The Hiring Scale measures conditions in local job markets by comparing hiring demand and labor supply. The Hiring Scale is part of the WANTED Analytics platform that offers business intelligence for the talent marketplace.
To see additional charts and detail, please visit http://www.wantedanalytics.com/insight.
The Hiring Scale is available at http://www.hiringscale.com.
About WANTED Analytics™
WANTED Analytics™ helps recruiting organizations make better decisions faster with real-time business intelligence on jobs, employers, and talent. Analytics brings together, for the first time, years of hiring demand and talent supply data to create a true talent intelligence platform for hard-to-fill positions.
Clients in the staffing, HR, RPO, media, and government sectors use WANTED Analytics™ to find sales leads, analyze employment trends, gather competitive intelligence, forecast economic conditions, and source hard-to-fill positions.

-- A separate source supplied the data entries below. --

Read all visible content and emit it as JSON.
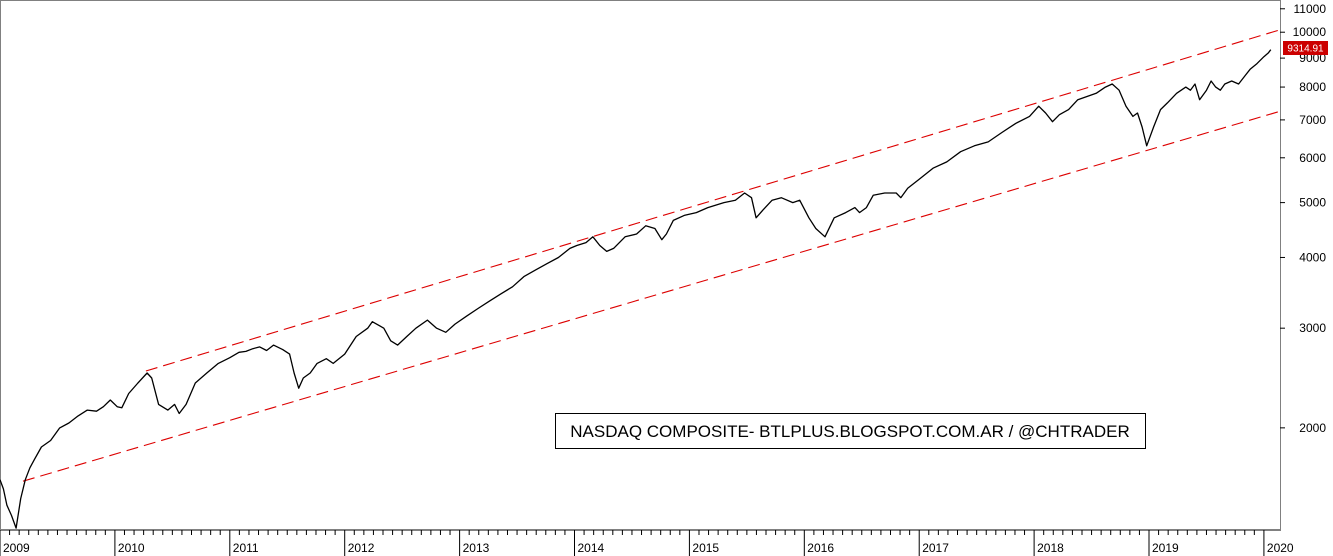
{
  "chart_data": {
    "type": "line",
    "title": "",
    "annotation": "NASDAQ COMPOSITE- BTLPLUS.BLOGSPOT.COM.AR / @CHTRADER",
    "last_value_label": "9314.91",
    "y_scale": "log",
    "ylim": [
      1320,
      11400
    ],
    "y_ticks": [
      2000,
      3000,
      4000,
      5000,
      6000,
      7000,
      8000,
      9000,
      10000,
      11000
    ],
    "xlim": [
      2009.0,
      2020.14
    ],
    "x_ticks": [
      2009,
      2010,
      2011,
      2012,
      2013,
      2014,
      2015,
      2016,
      2017,
      2018,
      2019,
      2020
    ],
    "grid": false,
    "series": [
      {
        "x": [
          2009.0,
          2009.03,
          2009.06,
          2009.1,
          2009.14,
          2009.18,
          2009.22,
          2009.26,
          2009.3,
          2009.36,
          2009.44,
          2009.52,
          2009.6,
          2009.68,
          2009.76,
          2009.84,
          2009.9,
          2009.96,
          2010.02,
          2010.06,
          2010.12,
          2010.2,
          2010.28,
          2010.32,
          2010.38,
          2010.46,
          2010.52,
          2010.56,
          2010.62,
          2010.7,
          2010.8,
          2010.9,
          2011.0,
          2011.08,
          2011.14,
          2011.2,
          2011.26,
          2011.32,
          2011.38,
          2011.46,
          2011.52,
          2011.56,
          2011.6,
          2011.64,
          2011.7,
          2011.76,
          2011.84,
          2011.9,
          2012.0,
          2012.1,
          2012.2,
          2012.24,
          2012.34,
          2012.4,
          2012.46,
          2012.54,
          2012.62,
          2012.72,
          2012.8,
          2012.88,
          2012.96,
          2013.06,
          2013.16,
          2013.26,
          2013.36,
          2013.46,
          2013.56,
          2013.66,
          2013.76,
          2013.86,
          2013.96,
          2014.02,
          2014.1,
          2014.16,
          2014.22,
          2014.28,
          2014.34,
          2014.44,
          2014.54,
          2014.62,
          2014.7,
          2014.76,
          2014.8,
          2014.86,
          2014.96,
          2015.06,
          2015.16,
          2015.3,
          2015.4,
          2015.48,
          2015.54,
          2015.58,
          2015.64,
          2015.72,
          2015.8,
          2015.9,
          2015.96,
          2016.04,
          2016.1,
          2016.18,
          2016.26,
          2016.36,
          2016.44,
          2016.48,
          2016.54,
          2016.6,
          2016.7,
          2016.8,
          2016.84,
          2016.9,
          2017.0,
          2017.12,
          2017.24,
          2017.36,
          2017.48,
          2017.6,
          2017.72,
          2017.84,
          2017.96,
          2018.04,
          2018.1,
          2018.16,
          2018.22,
          2018.3,
          2018.38,
          2018.46,
          2018.54,
          2018.62,
          2018.68,
          2018.74,
          2018.8,
          2018.86,
          2018.9,
          2018.94,
          2018.98,
          2019.04,
          2019.1,
          2019.16,
          2019.24,
          2019.32,
          2019.36,
          2019.4,
          2019.44,
          2019.5,
          2019.54,
          2019.58,
          2019.62,
          2019.66,
          2019.72,
          2019.78,
          2019.84,
          2019.88,
          2019.94,
          2020.0,
          2020.04,
          2020.06
        ],
        "values": [
          1620,
          1560,
          1460,
          1400,
          1330,
          1500,
          1620,
          1700,
          1760,
          1850,
          1900,
          2000,
          2040,
          2100,
          2150,
          2140,
          2180,
          2240,
          2180,
          2170,
          2300,
          2400,
          2500,
          2450,
          2200,
          2150,
          2200,
          2120,
          2200,
          2400,
          2500,
          2600,
          2660,
          2720,
          2730,
          2760,
          2780,
          2740,
          2800,
          2750,
          2700,
          2500,
          2350,
          2450,
          2500,
          2600,
          2650,
          2600,
          2700,
          2900,
          3000,
          3080,
          3000,
          2850,
          2800,
          2900,
          3000,
          3100,
          3000,
          2950,
          3050,
          3150,
          3250,
          3350,
          3450,
          3550,
          3700,
          3800,
          3900,
          4000,
          4150,
          4200,
          4250,
          4350,
          4200,
          4100,
          4150,
          4350,
          4400,
          4550,
          4500,
          4300,
          4400,
          4650,
          4750,
          4800,
          4900,
          5000,
          5050,
          5200,
          5100,
          4700,
          4850,
          5050,
          5100,
          5000,
          5050,
          4700,
          4500,
          4350,
          4700,
          4800,
          4900,
          4800,
          4900,
          5150,
          5200,
          5200,
          5100,
          5300,
          5500,
          5750,
          5900,
          6150,
          6300,
          6400,
          6650,
          6900,
          7100,
          7400,
          7200,
          6950,
          7150,
          7300,
          7600,
          7700,
          7800,
          8000,
          8100,
          7900,
          7400,
          7100,
          7200,
          6800,
          6300,
          6800,
          7300,
          7500,
          7800,
          8000,
          7900,
          8100,
          7600,
          7900,
          8200,
          8000,
          7900,
          8100,
          8200,
          8100,
          8400,
          8600,
          8800,
          9050,
          9200,
          9314.91
        ]
      }
    ],
    "channel_lines": [
      {
        "name": "upper",
        "x": [
          2010.27,
          2020.14
        ],
        "values": [
          2520,
          10100
        ]
      },
      {
        "name": "lower",
        "x": [
          2009.2,
          2020.14
        ],
        "values": [
          1610,
          7250
        ]
      }
    ],
    "colors": {
      "price": "#000000",
      "channel": "#dd0000",
      "last_value_bg": "#cc0000",
      "last_value_fg": "#ffffff",
      "axis": "#808080"
    }
  }
}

About WANTED Technologies Corporation
WANTED Technologies (TSX-V:WAN) provides real-time business intelligence for the talent marketplace. Founded in 1999, the company’s headquarters are in Quebec City, Canada, and it maintains a US-based subsidiary with primary offices in New York City. WANTED began collecting detailed Hiring Demand data in June 2005, and currently maintains a database of more than 600 million unique job listings. For more information or to sample WANTED’s services, visit http://www.wantedanalytics.com.
WANTED is also the exclusive data provider for The Conference Board Help Wanted OnLine Data Series®, the monthly economic indicator of Hiring Demand in the United States.
The TSX Venture Exchange does not accept responsibility for the adequacy or accuracy of this release. Any statement that appears prospective shall not be interpreted as such.